Another problem is that the treatment is not adapted to the Western patient. The section on asthma for example makes no mention of the concept of atopy which badly needs to be addressed at the theoretical and clinical levels. Staying with asthma there is also no mention of how to combine Chinese and Western medicines. There is no doubt that inhaled steroids are a relatively safe, life saving treatment. How should a child be weaned off their inhalers? Can Chinese medical treatment be targeted to work with Western drugs to keep them at a minimum for example?

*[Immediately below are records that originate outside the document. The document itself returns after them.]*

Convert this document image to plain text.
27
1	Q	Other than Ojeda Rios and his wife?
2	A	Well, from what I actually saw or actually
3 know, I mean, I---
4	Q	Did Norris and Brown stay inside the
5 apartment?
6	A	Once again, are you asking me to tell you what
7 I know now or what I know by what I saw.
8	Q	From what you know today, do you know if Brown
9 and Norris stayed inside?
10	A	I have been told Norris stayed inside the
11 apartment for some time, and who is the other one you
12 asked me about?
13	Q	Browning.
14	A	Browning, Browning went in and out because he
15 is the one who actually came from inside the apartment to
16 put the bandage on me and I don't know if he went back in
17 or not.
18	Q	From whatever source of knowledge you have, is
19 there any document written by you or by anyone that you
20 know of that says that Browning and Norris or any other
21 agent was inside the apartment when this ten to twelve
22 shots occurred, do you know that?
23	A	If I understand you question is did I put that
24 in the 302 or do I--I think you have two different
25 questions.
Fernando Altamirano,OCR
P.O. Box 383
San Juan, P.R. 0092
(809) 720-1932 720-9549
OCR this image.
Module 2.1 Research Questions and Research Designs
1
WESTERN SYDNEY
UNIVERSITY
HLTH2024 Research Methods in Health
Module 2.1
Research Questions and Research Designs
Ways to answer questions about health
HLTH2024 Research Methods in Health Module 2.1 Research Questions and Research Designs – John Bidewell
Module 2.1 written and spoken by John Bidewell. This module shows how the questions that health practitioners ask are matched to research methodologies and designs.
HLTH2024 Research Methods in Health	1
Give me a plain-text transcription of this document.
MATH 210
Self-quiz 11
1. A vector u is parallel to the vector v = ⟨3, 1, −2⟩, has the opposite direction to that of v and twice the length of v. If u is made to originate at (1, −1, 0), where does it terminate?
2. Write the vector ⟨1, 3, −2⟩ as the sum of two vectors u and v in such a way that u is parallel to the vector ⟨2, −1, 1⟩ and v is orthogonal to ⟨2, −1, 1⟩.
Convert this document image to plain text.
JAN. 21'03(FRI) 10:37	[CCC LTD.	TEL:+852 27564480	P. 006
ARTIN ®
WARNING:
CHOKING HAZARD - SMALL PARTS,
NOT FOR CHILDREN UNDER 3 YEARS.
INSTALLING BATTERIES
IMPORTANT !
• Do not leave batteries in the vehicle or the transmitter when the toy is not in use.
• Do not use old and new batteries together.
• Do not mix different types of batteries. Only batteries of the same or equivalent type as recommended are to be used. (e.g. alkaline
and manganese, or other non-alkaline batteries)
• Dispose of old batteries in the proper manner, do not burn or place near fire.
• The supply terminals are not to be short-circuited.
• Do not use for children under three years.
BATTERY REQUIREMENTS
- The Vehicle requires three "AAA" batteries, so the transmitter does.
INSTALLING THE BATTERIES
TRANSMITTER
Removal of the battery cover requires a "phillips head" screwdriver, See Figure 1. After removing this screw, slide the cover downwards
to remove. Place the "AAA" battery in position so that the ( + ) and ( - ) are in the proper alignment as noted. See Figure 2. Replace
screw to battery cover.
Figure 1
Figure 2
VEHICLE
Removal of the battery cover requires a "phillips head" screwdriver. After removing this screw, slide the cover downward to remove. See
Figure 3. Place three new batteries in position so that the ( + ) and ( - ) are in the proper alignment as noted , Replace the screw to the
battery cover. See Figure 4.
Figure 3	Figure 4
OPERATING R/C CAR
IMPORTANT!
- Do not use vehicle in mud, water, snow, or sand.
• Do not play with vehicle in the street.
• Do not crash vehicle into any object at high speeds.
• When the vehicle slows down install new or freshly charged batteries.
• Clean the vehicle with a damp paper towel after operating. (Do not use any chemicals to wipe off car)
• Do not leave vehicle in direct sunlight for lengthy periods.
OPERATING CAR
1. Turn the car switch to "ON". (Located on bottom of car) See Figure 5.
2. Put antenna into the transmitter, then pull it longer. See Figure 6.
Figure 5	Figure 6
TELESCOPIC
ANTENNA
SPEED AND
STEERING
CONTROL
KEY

This kind of practical information is badly needed to meet the day to day needs of clinical practice.
Similarly in the treatment of consumption or TB, there is no mention of the context of the patient such as the possibility of people with TB being HIV+, or of the public health risks of someone who may have active TB or, even worse, multiple drug resistant TB. And if the authors prefer a Chinese medical approach I, for one, would be very keen to see the clinical trials and the protocol that prove this approach to be the treatment of choice. These are just a few examples but they demonstrate the need for our textbooks to reflect our clinical reality and to take our social, political and medical context into account.
Another criticism is the rather scanty account of acupuncture protocols. Whilst the main points are dutifully listed there is no real explanation of how to work with them and the acupuncture sections are wooden and unsatisfying with no accompanying commentary to bring them to life.
Despite these reservations Practical Therapeutics of TCM is still a useful book that helps to sketch in aspects of the picture of Chinese medicine that have been currently left blank. I think most practitioners would benefit from its presence in the clinic but it is a shame that with the obvious skills and experience of the authors, they did not venture out of the classical textbook mode into a format which addresses the quandaries raised in day to day clinical practice.
Andrew Flower Andrew Flower practises acupuncture and Chinese herbal medicine and is currently Vice-President of the Register of Chinese Herbal Medicine with responsibility for developing a post graduate training programme.